La République du Mali est désormais devenue République de l’Azawad. En tout cas aux deux tiers, depuis que le MNLA et son grand-frère, Ansar Dine, ont planté leurs tentes dans les régions de Gao, Tombouctou et Kidal. Comme l’Azawad n’a pas de Constitution, encore moins de gouvernement, la liberté de la presse ne peut y être reconnue. Par effet de contagion donc, Mali et Azawad s’entendent pour casser la pipe aux journalistes.
A tout seigneur, tout honneur. Notre confrère Abdramane Kéita, du journal Aurore (le deuxième journal à voir le jour en 1990), a reçu une visite de courtoisie d’hommes en uniforme. Le compère, qui ne ratait pas une occasion de dire tout le bien qu’il pensait des militaires, a eu droit à un festin digne des rois avec, au menu, quantité de coups de gourdin et de bottes. Il en a été quitte pour un bon séjour en clinique. Histoire de corriger son vocabulaire et ses pensées politiques envers les militaires.
Habi Baby, un confrère promoteur de La Caravane et de Pays émergent, est abonné aux disparitions et aux enlèvements. Il ne se passe pas de semaine sans que le pauvre soit braqué au détour d’une rue puis conduit, par la culotte (s’il vous plaît), dans un lieu inconnu où une foule d’hommes en uniforme l’arrose de questions et d’injures. Heureusement pour lui, il reparaît toujours, sans un œil en moins.

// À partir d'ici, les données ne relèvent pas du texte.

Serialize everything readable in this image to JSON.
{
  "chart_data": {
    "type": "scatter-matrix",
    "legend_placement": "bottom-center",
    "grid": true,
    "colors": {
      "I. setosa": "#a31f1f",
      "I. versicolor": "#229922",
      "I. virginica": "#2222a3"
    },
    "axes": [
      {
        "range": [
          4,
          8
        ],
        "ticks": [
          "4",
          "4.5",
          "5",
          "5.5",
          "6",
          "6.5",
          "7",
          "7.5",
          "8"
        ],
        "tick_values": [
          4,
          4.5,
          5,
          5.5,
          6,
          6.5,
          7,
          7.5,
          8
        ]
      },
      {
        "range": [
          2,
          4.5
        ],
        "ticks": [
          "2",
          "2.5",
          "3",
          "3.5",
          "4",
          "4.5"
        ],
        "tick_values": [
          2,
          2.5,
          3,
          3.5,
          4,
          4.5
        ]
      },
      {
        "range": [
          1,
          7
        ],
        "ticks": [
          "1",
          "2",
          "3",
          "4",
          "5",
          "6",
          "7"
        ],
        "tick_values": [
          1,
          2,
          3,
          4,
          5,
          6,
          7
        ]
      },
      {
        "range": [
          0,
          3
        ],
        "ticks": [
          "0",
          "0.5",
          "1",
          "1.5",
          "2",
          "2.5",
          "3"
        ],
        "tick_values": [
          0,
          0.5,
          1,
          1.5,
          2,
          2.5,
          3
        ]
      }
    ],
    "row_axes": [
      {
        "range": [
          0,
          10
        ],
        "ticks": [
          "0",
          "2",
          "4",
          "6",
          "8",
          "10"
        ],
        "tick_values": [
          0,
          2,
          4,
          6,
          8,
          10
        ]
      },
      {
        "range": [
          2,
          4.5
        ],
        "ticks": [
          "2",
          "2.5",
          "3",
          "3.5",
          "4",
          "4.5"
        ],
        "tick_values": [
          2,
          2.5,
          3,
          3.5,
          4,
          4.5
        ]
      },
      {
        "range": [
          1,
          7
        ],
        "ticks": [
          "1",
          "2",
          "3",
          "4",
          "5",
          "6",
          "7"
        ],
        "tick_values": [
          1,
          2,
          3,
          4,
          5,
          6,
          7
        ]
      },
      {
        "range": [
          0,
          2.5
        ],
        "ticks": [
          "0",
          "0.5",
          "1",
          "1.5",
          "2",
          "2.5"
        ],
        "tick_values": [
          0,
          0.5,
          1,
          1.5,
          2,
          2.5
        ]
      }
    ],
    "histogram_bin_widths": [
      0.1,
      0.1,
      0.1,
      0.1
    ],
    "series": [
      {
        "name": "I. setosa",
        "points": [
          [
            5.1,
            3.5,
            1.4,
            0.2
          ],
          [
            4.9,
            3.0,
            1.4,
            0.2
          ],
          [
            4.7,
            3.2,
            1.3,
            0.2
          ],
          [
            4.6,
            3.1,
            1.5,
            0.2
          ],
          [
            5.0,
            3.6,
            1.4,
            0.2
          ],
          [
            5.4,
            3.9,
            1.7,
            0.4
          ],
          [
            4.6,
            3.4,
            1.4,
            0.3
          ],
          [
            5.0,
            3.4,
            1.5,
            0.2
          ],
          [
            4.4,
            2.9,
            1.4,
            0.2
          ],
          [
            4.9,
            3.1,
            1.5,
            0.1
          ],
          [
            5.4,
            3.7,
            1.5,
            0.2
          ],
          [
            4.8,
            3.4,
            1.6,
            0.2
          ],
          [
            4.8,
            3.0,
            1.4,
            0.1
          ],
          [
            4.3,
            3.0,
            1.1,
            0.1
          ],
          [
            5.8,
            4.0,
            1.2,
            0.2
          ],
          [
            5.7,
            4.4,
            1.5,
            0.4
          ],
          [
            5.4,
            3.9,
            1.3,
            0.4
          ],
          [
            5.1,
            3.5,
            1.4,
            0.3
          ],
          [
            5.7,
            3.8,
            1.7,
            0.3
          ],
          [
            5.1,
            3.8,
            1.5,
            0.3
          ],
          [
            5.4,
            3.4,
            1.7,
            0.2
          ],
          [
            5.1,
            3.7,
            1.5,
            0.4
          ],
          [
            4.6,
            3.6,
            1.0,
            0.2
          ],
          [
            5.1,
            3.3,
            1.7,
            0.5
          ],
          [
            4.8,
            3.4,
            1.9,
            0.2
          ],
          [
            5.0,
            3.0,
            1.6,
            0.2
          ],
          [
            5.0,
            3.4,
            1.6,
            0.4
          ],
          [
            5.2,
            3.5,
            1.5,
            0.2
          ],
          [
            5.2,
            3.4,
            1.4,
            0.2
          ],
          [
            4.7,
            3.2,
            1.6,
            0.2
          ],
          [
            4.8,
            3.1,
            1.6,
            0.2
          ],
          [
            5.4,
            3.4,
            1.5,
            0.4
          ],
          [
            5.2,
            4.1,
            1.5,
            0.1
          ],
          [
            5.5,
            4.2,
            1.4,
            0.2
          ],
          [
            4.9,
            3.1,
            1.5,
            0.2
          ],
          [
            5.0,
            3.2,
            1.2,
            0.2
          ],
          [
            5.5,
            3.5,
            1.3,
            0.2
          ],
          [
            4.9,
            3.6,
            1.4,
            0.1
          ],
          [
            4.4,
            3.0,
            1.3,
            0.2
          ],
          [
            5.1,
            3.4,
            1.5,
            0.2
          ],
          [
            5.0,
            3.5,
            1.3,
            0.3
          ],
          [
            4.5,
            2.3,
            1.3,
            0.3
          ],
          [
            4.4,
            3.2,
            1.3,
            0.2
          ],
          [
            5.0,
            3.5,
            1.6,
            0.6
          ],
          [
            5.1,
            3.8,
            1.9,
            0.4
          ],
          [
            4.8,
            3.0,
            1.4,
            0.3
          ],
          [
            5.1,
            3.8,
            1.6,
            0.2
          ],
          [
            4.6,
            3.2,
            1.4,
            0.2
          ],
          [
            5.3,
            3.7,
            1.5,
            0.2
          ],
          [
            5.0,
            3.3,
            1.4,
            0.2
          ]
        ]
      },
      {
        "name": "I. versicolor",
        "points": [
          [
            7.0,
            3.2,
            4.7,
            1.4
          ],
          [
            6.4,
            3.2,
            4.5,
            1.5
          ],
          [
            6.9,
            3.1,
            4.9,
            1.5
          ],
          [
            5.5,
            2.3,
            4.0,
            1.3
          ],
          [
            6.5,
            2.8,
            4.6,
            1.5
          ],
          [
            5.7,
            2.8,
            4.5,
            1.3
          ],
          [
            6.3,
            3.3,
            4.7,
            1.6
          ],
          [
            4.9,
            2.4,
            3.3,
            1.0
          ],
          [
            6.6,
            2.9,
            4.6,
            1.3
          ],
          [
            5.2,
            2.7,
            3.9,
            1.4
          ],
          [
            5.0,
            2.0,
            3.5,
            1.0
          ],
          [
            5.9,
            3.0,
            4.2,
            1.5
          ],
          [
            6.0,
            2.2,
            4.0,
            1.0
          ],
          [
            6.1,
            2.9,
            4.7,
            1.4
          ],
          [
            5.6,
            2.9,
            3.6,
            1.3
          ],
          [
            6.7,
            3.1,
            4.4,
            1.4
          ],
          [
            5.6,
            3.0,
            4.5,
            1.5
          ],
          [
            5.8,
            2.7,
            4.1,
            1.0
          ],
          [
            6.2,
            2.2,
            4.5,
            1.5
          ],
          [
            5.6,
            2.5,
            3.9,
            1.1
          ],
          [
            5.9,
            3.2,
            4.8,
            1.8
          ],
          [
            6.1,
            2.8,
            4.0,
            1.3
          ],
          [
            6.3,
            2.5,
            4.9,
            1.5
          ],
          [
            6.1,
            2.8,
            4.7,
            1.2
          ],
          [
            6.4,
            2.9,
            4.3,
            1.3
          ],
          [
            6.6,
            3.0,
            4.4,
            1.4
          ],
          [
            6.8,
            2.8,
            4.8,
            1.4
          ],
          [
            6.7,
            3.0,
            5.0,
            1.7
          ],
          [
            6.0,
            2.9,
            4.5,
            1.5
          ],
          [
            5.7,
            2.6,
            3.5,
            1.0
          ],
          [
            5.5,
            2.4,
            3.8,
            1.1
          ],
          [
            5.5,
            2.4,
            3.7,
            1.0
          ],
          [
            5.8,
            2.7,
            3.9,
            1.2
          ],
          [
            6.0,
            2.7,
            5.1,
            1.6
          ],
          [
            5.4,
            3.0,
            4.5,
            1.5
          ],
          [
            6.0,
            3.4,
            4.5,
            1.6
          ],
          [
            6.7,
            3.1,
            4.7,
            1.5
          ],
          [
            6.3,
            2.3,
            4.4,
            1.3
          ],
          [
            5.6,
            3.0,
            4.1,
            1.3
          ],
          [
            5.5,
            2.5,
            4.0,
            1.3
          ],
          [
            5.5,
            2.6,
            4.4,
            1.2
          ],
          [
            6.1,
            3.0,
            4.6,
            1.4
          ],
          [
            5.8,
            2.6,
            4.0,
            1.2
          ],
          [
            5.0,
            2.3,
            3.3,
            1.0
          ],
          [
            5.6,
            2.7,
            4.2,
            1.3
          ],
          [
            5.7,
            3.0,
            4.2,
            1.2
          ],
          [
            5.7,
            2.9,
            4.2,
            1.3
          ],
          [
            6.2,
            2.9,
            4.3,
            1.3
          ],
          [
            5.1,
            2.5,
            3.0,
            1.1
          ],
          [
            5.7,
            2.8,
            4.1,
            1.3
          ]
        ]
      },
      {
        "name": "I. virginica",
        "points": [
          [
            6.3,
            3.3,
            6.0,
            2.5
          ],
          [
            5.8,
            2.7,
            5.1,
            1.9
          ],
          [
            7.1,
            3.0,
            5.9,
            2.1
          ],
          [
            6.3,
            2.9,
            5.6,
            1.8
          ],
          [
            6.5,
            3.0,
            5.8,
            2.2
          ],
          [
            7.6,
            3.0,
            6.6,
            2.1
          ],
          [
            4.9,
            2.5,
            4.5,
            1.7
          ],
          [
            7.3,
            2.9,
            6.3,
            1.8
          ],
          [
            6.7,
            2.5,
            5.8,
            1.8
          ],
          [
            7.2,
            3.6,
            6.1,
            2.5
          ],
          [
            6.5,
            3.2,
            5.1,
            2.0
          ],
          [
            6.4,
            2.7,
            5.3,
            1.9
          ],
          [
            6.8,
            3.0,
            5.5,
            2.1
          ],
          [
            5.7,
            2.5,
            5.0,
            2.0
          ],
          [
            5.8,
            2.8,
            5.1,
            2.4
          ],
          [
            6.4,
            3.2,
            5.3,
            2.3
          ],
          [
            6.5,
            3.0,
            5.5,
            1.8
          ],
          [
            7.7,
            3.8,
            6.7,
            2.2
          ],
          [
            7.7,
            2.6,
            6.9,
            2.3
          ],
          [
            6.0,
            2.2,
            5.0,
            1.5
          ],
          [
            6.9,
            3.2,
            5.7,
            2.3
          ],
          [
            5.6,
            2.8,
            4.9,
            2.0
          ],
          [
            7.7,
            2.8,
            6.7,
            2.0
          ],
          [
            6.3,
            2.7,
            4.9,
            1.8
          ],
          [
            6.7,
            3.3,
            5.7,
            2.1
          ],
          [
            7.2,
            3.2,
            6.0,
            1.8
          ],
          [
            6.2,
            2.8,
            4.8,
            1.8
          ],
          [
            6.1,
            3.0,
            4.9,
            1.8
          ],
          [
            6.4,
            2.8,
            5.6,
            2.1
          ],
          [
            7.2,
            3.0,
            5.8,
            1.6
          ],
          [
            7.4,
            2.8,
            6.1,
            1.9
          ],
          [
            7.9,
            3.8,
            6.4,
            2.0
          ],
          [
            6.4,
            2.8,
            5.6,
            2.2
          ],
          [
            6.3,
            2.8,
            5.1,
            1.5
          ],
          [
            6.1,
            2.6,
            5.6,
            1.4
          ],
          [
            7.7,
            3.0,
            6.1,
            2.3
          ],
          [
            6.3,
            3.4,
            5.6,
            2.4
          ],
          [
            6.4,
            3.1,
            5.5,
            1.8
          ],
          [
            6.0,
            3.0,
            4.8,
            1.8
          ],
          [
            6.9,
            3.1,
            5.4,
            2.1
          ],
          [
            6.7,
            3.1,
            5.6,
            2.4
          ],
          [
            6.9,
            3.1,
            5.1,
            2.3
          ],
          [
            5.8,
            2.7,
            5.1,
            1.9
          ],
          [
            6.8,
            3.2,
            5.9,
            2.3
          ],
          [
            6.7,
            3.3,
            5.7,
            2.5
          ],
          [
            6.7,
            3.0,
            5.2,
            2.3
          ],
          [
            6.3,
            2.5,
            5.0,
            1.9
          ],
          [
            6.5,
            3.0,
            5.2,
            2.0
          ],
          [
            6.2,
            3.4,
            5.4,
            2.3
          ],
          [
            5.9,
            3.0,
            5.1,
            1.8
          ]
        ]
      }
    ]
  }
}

A croire qu’avant de le remettre en circulation, les ravisseurs confient toujours Baby aux médecins français du Val de Grâce (les mêmes qui ont soigné un bastonné célèbre de Koulouba).
Sory Haidara, directeur de publication de La Nouvelle Patrie, a eu droit, lui aussi, à un traitement de faveur. Ses écrits, sans doute trop mielleux aux yeux des militaires, lui ont valu un enlèvement en première classe et une conduite, sous bonne garde, dans un lieu secret où des hommes cagoulés lui ont donné des leçons musclées. Par ces temps de guerre, en effet, seules les leçons musclées méritent d’être enseignées dans les écoles d’enlèvement. Au jour d’aujourd’hui, Haidara est entré en clandestinité. Pourvu qu’il garde le souvenir de son journal…
Birama Fall, directeur du Prétoire, a raté de peu un rendez-vous avec les gens cagoulés. C’est son téléphone qui l’a sauvé puisqu’en l’écoutant clandestinement, des hommes en uniforme l’ont promptement interpellé pour lui interdire d’écrire ce qu’il voulait écrire. Un délit d’intention en somme. Comme Birama n’est pas très têtu et qu’il sait de quoi un bâton et des bottes sont capables, il a tu ce qu’il devait écrire et a eu le dos sauf.
Saouti Haidara, directeur de l’Indépendant, s’est montré plus bavard. Ses analyses démocratiques et antimilitaristes plaisaient tant en haut lieu qu’elles lui ont valu un transport de première classe – et gratuit, bien sûr – dans la brousse. Là, on lui a bien dit que son cas va servir de leçon aux autres journalistes et à tous ceux qui emmerdent le monde. En fait d’exemple vivant à donner, Saouti a eu le bras cassé et le crâne couvert de bosses. C’est vrai que dans cet état, on perd tout sens de l’analyse et qu’on a mille chances de ne pas faire d’adeptes. Ou de talibés, selon qu’on est au Mali ou dans la République terroriste de l’Azawad.
Saouti est sans conteste le roi des bastonnés nocturnes. Lui au moins a eu droit à un reportage de l’ORTM (la télé nationale) et même, honneur insigne, à une visite de condoléances de trois ministres (excusez du peu!): celle du ministre des sports (sans doute pour lui apprendre à fuir en cas de nouvelle attaque ); celle du ministre des Maliens de l’extérieur (peut-être pour lui donner l’idée de rejoindre le “Vieux Commando” à Dakar?) et, enfin, la visite du ministre du commerce et des mines, histoire, peut-être, de lui apprendre à se reconvertir en marchand de bopis opu en orpailleurs au cas où il quitterait la presse.
Le comble, c’est qu’aucune des agressions n’a suscité d’enquêtes ni de jugement. Il est vrai qu’on ne peut condamner des cagoules ni des uniformes, n’est-ce pas ? Il est vrai aussi que les journalistes battus ont un illustre devancier en la personne du président de la transition lui-même! En attendant notre tour, que nous espérons lointain, Procès-Verbal souhaite prompt rétablissement aux blessés de la guerre nocturne et prie pour que les plumes agressées ne meurent pas de leur belle mort. De mémoire de Malien et d’Azawadien, jamais un bâton, si gros soit-il, n’a vaincu une plume.